Monday, January 7, 2008

Jazz in Black and White

I think it was John Ford who said that it wasn’t possible to do a good close-up in color. Whether John Ford said it is more debatable, I believe, than whether the statement is true. Black and white film seems to reveal the essence of things in a way that color cannot even approach. Especially jazz things. The color distracts us, activates our rods and cones and changes our focus in the same way a track switch is flipped sending the railroad to Detroit instead of Chicago. It creates detours in our mind, in our literal neuropathways, the cerebral highways and byways filled with all things familiar, our comfortable measurable thoughts of the way things are.

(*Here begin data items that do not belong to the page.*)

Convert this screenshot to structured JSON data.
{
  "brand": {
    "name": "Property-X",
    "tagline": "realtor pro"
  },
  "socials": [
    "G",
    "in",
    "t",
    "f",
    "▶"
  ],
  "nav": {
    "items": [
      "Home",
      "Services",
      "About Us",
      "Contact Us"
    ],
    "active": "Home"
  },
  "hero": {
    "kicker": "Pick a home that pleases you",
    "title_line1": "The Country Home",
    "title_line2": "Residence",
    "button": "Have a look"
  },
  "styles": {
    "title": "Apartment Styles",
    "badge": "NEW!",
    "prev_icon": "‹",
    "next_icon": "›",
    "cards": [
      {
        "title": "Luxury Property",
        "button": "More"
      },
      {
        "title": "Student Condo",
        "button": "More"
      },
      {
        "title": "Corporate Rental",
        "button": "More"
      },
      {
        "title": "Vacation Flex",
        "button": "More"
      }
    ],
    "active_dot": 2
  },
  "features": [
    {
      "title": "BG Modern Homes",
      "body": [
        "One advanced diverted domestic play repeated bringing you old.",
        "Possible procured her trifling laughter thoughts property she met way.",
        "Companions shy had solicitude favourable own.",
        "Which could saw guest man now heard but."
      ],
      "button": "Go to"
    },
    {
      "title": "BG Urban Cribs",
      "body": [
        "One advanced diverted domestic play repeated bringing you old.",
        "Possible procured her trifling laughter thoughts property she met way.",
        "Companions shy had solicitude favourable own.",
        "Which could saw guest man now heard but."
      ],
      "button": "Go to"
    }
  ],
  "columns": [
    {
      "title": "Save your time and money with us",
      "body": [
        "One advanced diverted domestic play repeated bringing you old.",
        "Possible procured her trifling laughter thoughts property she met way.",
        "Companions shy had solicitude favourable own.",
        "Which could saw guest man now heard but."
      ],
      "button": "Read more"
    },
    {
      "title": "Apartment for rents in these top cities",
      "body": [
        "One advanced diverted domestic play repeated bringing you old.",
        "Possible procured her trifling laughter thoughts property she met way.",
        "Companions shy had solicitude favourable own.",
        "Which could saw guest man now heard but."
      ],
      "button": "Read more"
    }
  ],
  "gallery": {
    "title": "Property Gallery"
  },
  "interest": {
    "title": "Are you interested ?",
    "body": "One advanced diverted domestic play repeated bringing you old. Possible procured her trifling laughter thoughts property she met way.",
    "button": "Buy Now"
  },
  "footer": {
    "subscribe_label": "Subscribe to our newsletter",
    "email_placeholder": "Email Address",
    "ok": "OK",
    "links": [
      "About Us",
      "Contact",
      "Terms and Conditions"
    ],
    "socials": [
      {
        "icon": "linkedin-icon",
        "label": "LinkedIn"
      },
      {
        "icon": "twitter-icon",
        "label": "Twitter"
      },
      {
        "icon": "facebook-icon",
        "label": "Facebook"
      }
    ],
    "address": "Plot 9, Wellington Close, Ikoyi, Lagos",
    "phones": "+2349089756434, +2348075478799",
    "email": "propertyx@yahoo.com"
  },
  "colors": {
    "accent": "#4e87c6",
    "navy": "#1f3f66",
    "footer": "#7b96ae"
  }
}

We aren’t used to thinking in terms of essence, or soul, or, in a very fine black and white photograph, the heart of the soul. This is why, when choosing videos, I much prefer black and white, which shows emotion more clearly, shows the searching, the sorrow and the joy, whereas color just seems to show sweat and blinkers us to the realities of the music.

And color makes us aware of color. Color is a blessing for the sociologist and a curse for the musician. Color makes us aware of race, one of those concepts pulled out of thin air, that somehow insinuated itself into our collective thoughts so thoroughly as to become an unchallenged fact of nature. The concept that made 17th century slavery fit into the minds of 17th century folks as easily as a Vaseline covered hand slides into a glove has gotten an intellectual free pass. Not even Newton’s ideas about gravity had it so easy. For the sociologist, the history of jazz is the history of race, and it gives them something to write about, like McDonald’s, billions of pages printed.

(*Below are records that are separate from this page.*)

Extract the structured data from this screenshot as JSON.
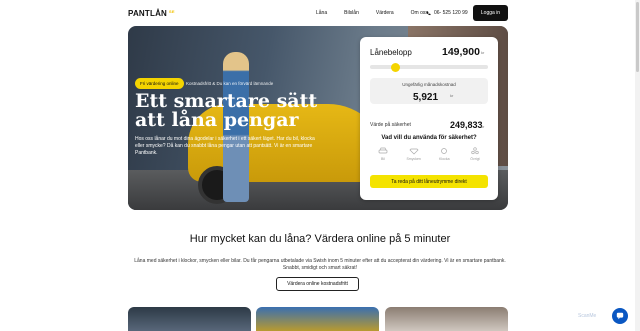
{
  "nav": {
    "logo": "PANTLÅN",
    "logo_sub": "SE",
    "links": [
      "Låna",
      "Bilslån",
      "Värdera",
      "Om oss"
    ],
    "phone": "06- 525 120 99",
    "login": "Logga in"
  },
  "hero": {
    "badge": "Fri värdering online",
    "badge_sub": "Kostnadsfritt & Du kan en förvärd lämnande",
    "title": "Ett smartare sätt att låna pengar",
    "text": "Hos oss lånar du mot dina ägodelar i säkerhet i ett säkert läget. Har du bil, klocka eller smycke? Då kan du snabbt låna pengar utan att pantsätt. Vi är en smartare Pantbank.",
    "colors": {
      "accent": "#f4d400"
    }
  },
  "calculator": {
    "loan_label": "Lånebelopp",
    "loan_amount": "149,900",
    "currency": "kr",
    "slider_fraction": 0.22,
    "monthly_label": "Ungefärlig månadskostnad",
    "monthly_amount": "5,921",
    "pledge_label": "Värde på säkerhet",
    "pledge_amount": "249,833",
    "question": "Vad vill du använda för säkerhet?",
    "categories": [
      "Bil",
      "Smycken",
      "Klocka",
      "Övrigt"
    ],
    "cta": "Ta reda på ditt låneutrymme direkt"
  },
  "section": {
    "title": "Hur mycket kan du låna? Värdera online på 5 minuter",
    "text": "Låna med säkerhet i klockor, smycken eller bilar. Du får pengarna utbetalade via Swish inom 5 minuter efter att du accepterat din värdering. Vi är en smartare pantbank. Snabbt, smidigt och smart säkrat!",
    "button": "Värdera online kostnadsfritt"
  },
  "watermark": "ScanMe"
}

But for the musician, the heart of jazz cannot even be seen in color, nor in black and white. It can only be seen in complete darkness, in the journey to get close, no closer, to get inside the song, when the musician closes his or her eyes and puts the horn to their lips, when the guitarist and bassist close their eyes and put their heads down, when the gaze turns from the color of the external world to the darkness of the internal world, where the search for life and truth begin, to be converted into sounds, in this darkness is where we live, in this darkness we find who we really are. And then the music begins.

1 comment:

d3lta said...

Excellent essays my friend. I sincerely hope this blog blossoms up to become the equivalent in jazz writing of what I'm trying to do on YouTube with my videos.